Muslim Port Haber Merkezi | Sevde Köse
Israel Today'in haberine göre Uluslararası Ceza Mahkemesi (UCM) Savcısı Kerim Han'ın İsrail Başbakanı Benjamin Netanyahu, Güvenlik Bakanı Yoav Galant ve Genelkurmay Başkanı Herzi Halevi hakkında tutuklama kararı çıkaracağı tahmin ediliyor.
İsrail gazetesi, mayıs ayında çıkarılması beklenen tutuklama kararlarının etkilerinin “İsrail'in tamamının savaş suçlusu olarak görülmesine neden olacağı için yıkıcı olacağına” dikkat çekti.
Protestocular Lahey'deki Uluslararası Ceza Mahkemesi'nin genel merkezi önünde Gazze'deki Filistinlileri destekliyor. (Reuters)

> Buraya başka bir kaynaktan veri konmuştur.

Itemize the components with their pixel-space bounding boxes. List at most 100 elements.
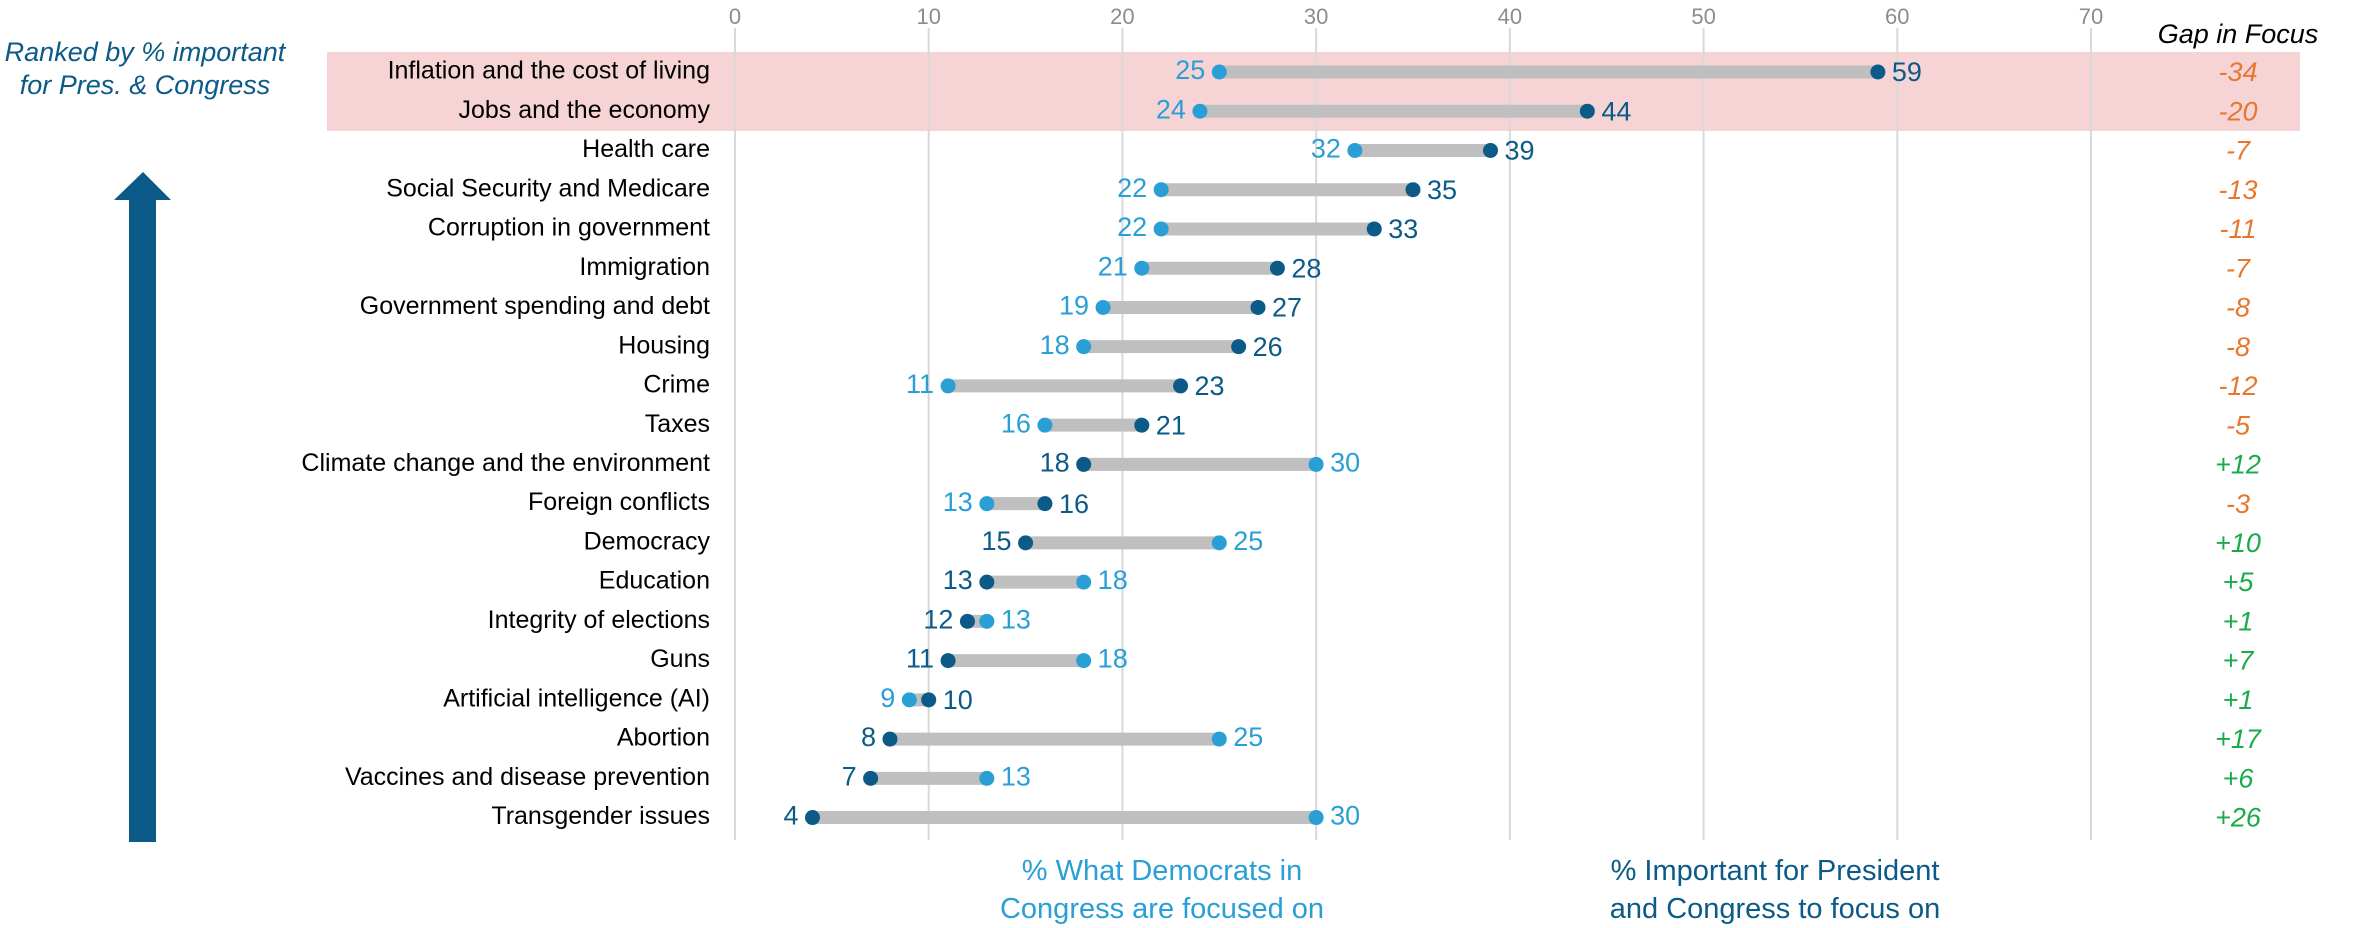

İşgalci İsrail'i Korku Sardı!
İsrail Kanal 13'ün haberine göre, Tel Aviv önleyici bir adım olarak bu harekete karşı çeşitli tedbirler almaya başladı; Netanyahu'nun bu konuyu Hollanda, Çek Cumhuriyeti ve Avusturya devlet başkanlarıyla görüşmesi, aynı şekilde Stratejik İşler Bakanı Ron Dermer ve Tel Aviv'in Washington Büyükelçisi Mike Herzog’un tutuklama emirlerinin çıkarılmasını engellemek amacıyla veto yetkisini kullanması yönünde Amerika'ya baskı yapması amacıyla ABD Başkanı Joe Biden yönetimiyle görüşmelerde bulunması bekleniyor.

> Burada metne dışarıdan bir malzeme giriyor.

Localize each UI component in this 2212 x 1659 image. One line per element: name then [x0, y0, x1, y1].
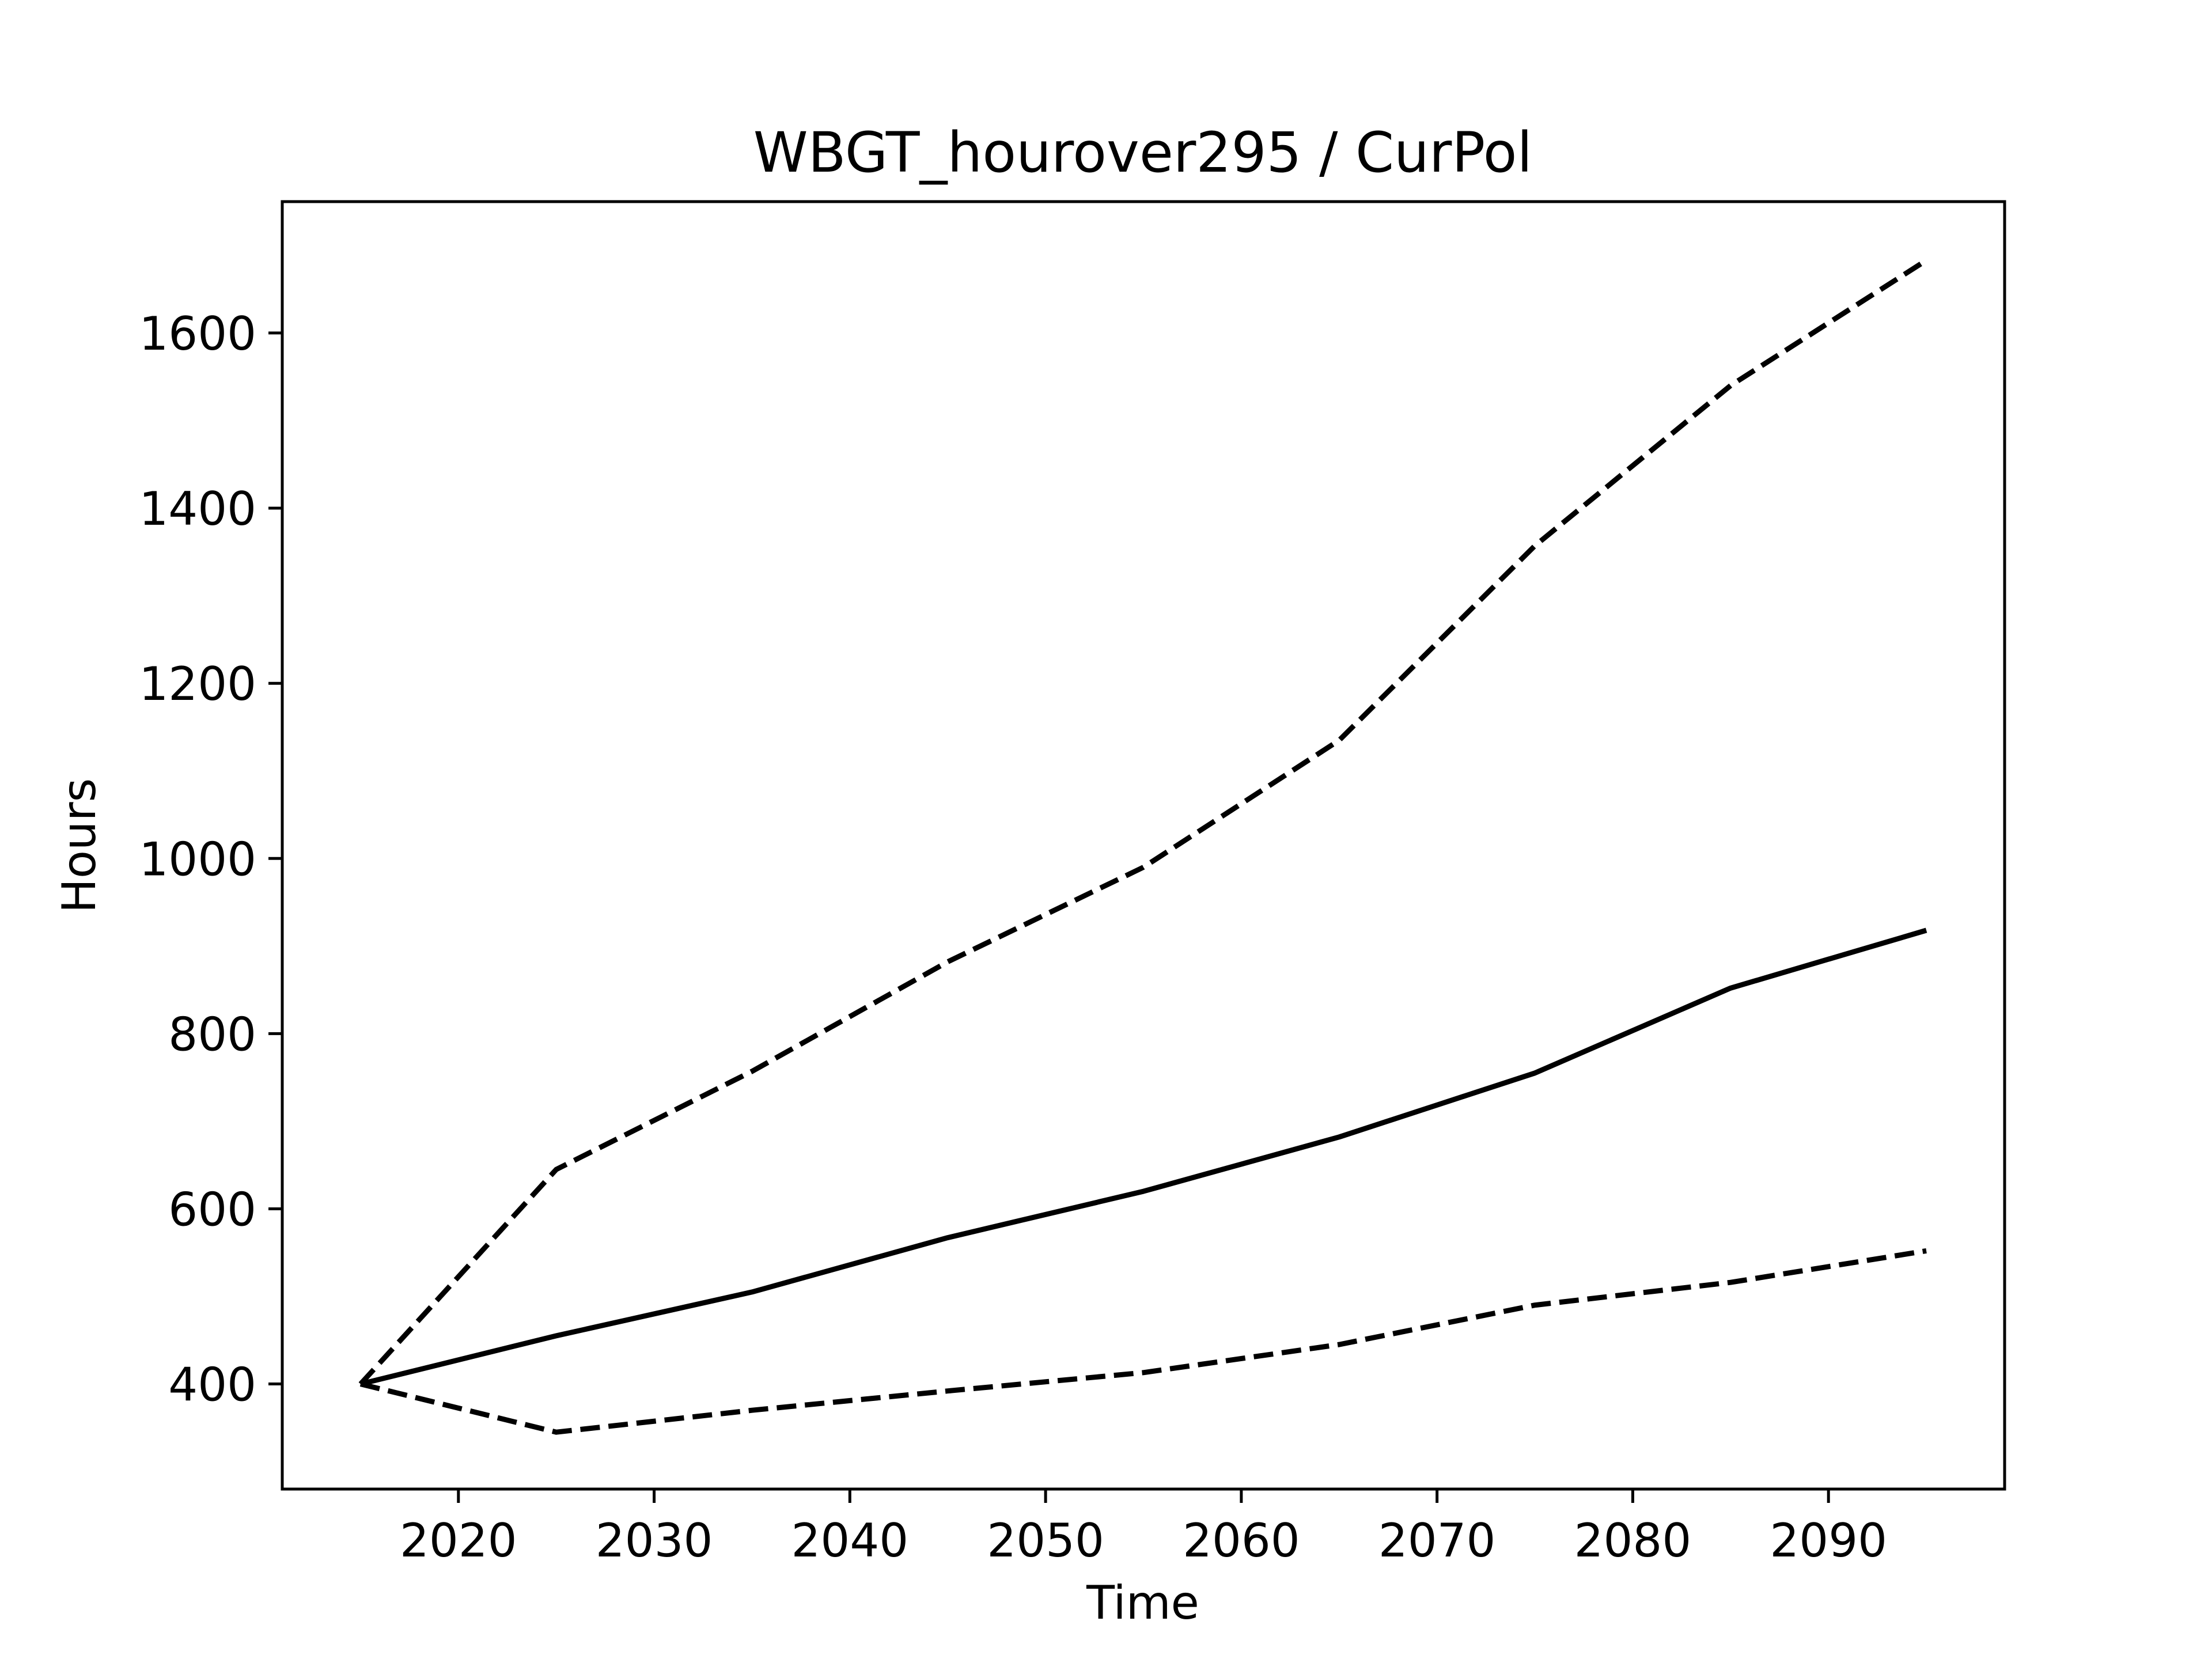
x-axis-label: Time	[1086, 1576, 1199, 1630]
x-tick-label: 2080	[1574, 1514, 1692, 1567]
series-line-3	[359, 1248, 1927, 1435]
plot-area-frame	[281, 200, 2006, 1491]
x-tick-label: 2070	[1378, 1514, 1496, 1567]
y-tick-label: 1200	[139, 657, 256, 711]
x-tick-label: 2040	[791, 1514, 909, 1567]
series-layer	[358, 258, 1928, 1435]
y-axis: 400 600 800 1000 1200 1400 1600	[139, 307, 282, 1412]
x-tick-label: 2030	[596, 1514, 713, 1567]
x-tick-label: 2050	[987, 1514, 1104, 1567]
x-axis: 2020 2030 2040 2050 2060 2070 2080 2090	[400, 1489, 1887, 1567]
y-tick-label: 800	[168, 1007, 256, 1061]
chart-title: WBGT_hourover295 / CurPol	[753, 120, 1532, 185]
y-tick-label: 1000	[139, 832, 256, 886]
y-tick-label: 1400	[139, 482, 256, 536]
series-line-2	[359, 927, 1927, 1387]
y-tick-label: 600	[168, 1183, 256, 1236]
y-tick-label: 400	[168, 1358, 256, 1412]
x-tick-label: 2020	[400, 1514, 517, 1567]
x-tick-label: 2090	[1770, 1514, 1887, 1567]
series-line-1	[358, 258, 1928, 1386]
x-tick-label: 2060	[1183, 1514, 1300, 1567]
y-axis-label: Hours	[52, 778, 106, 913]
y-tick-label: 1600	[139, 307, 256, 361]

Siyonistlerin Gerçek Korkuları
İsrail Kanal 12'nin siyaset muhabiri Amit Siegel, ‘dramatik’ olarak nitelendirdiği böyle bir adımı başsavcının Amerikalılardan ‘yeşil ışık’ almadan atmasının imkansız olduğunu, bunun da çok hassas bir dönemde, Refah'a kara saldırısının arifesinde, Tel Aviv ve Washington arasındaki ilişkilerde süregelen krizi yansıttığını belirtti.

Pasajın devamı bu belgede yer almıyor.